Apesar disso, Amazônia e Cerrado continuam concentrando a maior parte das áreas queimadas no país, respondendo juntas por 86% de toda a área atingida pelo fogo desde 1985. O Cerrado permaneceu como o bioma mais afetado pelas queimadas em 2025, registrando 8,7 milhões de hectares queimados. Por sua vez, o Pantanal apresentou a maior redução proporcional entre todos os biomas, com apenas 121 mil hectares queimados, uma queda de 85,6% em relação à média histórica. A Caatinga foi o único bioma que registrou área queimada acima da média no ano, com 505 mil hectares.
Estudo e severidade das queimadas
Segundo a diretora de Ciência do Instituto de Pesquisa Ambiental da Amazônia (Ipam) e coordenadora do MapBiomas Fogo, Ane Alencar, a análise da série histórica é fundamental para entender mudanças no comportamento das queimadas ao longo do tempo: “Saber onde o fogo é recorrente, com que frequência ele retorna, qual é sua severidade potencial e quais áreas estão queimando mais ou menos é essencial para definir prioridades, orientar ações preventivas e implementar, de forma mais eficiente, a Política Nacional de Manejo Integrado do Fogo.”
O relatório também apresenta, pela primeira vez, indicadores sobre a severidade potencial das queimadas (baixa, moderada, alta, muito alta ou extrema) e o intervalo de retorno do fogo. Ao considerar todo o país, 64% da área queimada teve severidade moderada ou baixa. Entretanto, ao analisar por bioma, na Mata Atlântica, Pampa e Pantanal, metade ou mais da área queimada apresentou severidade alta e muito alta.
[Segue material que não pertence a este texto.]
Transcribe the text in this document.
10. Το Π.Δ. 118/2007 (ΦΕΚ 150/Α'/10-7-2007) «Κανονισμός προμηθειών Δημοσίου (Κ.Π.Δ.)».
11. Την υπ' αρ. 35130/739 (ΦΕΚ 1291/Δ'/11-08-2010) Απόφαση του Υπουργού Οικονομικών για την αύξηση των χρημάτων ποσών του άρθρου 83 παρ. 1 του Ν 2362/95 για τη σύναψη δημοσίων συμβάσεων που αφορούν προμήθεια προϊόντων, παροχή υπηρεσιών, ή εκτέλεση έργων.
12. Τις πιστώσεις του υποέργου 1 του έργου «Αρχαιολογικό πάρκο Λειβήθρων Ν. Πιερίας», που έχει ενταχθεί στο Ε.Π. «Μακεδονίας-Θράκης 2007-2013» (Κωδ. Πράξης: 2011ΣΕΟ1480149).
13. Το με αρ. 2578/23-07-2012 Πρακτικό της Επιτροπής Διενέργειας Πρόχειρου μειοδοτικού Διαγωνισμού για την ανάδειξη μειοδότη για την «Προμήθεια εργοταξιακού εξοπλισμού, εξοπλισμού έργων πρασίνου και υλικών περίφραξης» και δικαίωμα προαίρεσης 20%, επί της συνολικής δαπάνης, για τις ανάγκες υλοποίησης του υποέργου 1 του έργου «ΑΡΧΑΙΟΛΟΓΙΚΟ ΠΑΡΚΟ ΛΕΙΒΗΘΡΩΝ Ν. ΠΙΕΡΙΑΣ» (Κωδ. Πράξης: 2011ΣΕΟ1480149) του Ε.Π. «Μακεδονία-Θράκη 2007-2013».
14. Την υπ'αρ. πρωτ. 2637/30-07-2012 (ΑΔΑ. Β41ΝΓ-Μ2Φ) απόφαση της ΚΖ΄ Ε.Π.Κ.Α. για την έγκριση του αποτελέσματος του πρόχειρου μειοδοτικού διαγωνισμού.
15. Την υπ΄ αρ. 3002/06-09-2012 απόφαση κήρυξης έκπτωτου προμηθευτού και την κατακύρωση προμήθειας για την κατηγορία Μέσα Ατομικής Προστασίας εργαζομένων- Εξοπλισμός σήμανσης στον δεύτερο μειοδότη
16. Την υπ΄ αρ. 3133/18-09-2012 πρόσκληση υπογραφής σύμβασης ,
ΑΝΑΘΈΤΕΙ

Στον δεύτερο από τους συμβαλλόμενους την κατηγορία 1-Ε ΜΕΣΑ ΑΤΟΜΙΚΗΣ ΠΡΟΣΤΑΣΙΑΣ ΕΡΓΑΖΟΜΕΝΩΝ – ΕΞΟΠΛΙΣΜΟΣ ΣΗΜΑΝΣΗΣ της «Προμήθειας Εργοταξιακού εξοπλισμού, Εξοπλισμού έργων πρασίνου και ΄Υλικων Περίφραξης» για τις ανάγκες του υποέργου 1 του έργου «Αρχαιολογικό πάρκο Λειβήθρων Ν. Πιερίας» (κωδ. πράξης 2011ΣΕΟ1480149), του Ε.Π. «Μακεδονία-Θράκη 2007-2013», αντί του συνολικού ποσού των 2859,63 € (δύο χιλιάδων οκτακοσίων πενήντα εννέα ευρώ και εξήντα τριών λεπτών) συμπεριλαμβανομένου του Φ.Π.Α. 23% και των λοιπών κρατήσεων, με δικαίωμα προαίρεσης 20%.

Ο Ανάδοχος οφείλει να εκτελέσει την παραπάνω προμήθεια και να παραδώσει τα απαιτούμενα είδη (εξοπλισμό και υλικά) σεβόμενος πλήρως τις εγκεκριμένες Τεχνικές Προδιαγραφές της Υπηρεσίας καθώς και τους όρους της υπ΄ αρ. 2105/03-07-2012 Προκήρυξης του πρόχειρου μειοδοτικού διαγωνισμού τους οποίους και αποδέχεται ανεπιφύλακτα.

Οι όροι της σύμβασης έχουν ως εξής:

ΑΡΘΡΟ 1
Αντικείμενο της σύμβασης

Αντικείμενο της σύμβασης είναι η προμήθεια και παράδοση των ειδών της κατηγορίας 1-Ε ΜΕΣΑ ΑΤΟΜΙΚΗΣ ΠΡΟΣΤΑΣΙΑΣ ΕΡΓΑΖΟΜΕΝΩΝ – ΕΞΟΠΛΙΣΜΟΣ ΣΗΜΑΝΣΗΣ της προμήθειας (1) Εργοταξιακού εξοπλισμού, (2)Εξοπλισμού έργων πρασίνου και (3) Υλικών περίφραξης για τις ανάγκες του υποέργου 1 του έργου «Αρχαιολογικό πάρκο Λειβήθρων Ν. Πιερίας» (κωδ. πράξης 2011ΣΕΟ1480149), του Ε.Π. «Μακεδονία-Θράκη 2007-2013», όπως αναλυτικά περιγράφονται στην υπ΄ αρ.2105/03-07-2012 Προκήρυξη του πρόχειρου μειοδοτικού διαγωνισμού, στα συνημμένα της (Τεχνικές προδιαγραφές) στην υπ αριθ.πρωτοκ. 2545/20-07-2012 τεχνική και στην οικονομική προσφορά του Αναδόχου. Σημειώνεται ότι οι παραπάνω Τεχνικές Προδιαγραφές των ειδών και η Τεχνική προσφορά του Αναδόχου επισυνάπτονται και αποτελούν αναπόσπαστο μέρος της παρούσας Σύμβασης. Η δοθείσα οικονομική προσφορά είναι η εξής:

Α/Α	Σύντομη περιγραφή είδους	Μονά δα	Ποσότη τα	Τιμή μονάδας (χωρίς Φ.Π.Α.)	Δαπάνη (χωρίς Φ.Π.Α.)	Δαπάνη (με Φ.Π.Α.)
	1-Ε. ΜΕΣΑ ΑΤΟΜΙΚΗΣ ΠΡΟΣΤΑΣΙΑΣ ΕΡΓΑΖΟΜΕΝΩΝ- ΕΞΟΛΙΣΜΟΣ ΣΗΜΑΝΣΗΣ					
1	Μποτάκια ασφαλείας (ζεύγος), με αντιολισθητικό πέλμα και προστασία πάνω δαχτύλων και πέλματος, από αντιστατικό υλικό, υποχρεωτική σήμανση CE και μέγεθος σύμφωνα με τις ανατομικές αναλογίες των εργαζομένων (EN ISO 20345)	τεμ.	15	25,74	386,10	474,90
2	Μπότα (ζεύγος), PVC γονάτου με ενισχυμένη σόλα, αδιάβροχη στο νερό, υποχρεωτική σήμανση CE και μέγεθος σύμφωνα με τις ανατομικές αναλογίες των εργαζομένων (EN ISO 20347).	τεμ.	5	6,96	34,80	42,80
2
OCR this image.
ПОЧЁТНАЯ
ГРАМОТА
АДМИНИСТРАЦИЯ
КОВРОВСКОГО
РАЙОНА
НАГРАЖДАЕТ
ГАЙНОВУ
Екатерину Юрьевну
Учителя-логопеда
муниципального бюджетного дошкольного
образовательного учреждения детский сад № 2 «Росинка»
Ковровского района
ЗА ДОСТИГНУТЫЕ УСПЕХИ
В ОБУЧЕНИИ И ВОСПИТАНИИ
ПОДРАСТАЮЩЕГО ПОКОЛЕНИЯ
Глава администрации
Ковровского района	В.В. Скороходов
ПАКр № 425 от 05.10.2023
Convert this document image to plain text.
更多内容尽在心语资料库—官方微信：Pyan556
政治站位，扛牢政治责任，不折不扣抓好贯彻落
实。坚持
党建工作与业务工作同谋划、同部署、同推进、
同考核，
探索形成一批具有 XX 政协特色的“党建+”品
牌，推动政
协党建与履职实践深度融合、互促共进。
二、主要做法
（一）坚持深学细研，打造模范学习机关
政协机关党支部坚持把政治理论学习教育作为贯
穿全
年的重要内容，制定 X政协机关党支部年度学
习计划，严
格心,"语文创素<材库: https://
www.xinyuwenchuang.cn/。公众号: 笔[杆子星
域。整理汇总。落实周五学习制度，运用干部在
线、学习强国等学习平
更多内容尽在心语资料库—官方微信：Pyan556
Intervalo de recorrência e taxa de recuperação
Os dados mostram que 64% de toda a área queimada no país desde 1985 foi atingida pelo fogo mais de uma vez. Dentre essas áreas, mais da metade voltou a queimar em até quatro anos. Na Amazônia, o intervalo de recorrência é mais curto, com 31,6% das áreas queimadas voltando a pegar fogo em até dois anos. O pesquisador do MapBiomas Fogo, Luiz Felipe Martenexen, explica que o tipo de vegetação influencia a intensidade e frequência dos incêndios: “Na Amazônia, onde a vegetação não é adaptada ao fogo, intervalos tão curtos entre os eventos reduzem o tempo de recuperação da floresta e aumentam o risco de novos incêndios, mais intensos e degradantes. Esse processo pode comprometer progressivamente a regeneração e tornar a floresta cada vez mais vulnerável ao fogo.”
No Cerrado, 66% de toda a área queimada desde 1985 passou por mais de um evento de fogo. A pesquisadora Vera Laísa Arruda, do MapBiomas e do Instituto de Pesquisa Ambiental da Amazônia (IPAM), destaca que o aumento da frequência das queimadas pode comprometer a regeneração: “No Cerrado, o fogo faz parte da dinâmica natural do bioma, mas a incidência atual, marcada por eventos mais frequentes e extensos, pode ultrapassar a capacidade de recuperação da vegetação. Quando esse regime se intensifica, aumentam os riscos de perda de biodiversidade e degradação do bioma.”
Concentração das queimadas nos estados
O levantamento indica que Mato Grosso, Pará e Maranhão concentraram 47% de toda a área queimada no Brasil desde 1985. Esses três estados acumulam, respectivamente, 45,1 milhões, 31,6 milhões e 20,7 milhões de hectares queimados no período. Em nível municipal, 11% de toda a área atingida pelo fogo no país está concentrada em apenas 15 municípios, com Corumbá (MS) e São Félix do Xingu (PA) liderando o ranking histórico.
Em áreas nativas e modificadas
Segundo o relatório, 71,5% da área queimada entre 1985 e 2025 ocorreu em vegetação nativa, enquanto 28,5% atingiram áreas em que há atividades humanas, como pastagens e áreas agrícolas. A distribuição, porém, varia entre os biomas. Na Amazônia e na Mata Atlântica, o fogo ocorre predominantemente em áreas modificadas pela ação humana, principalmente pastagens. Já na Caatinga, no Cerrado, no Pantanal e no Pampa, mais de 80% das áreas queimadas correspondem à vegetação nativa.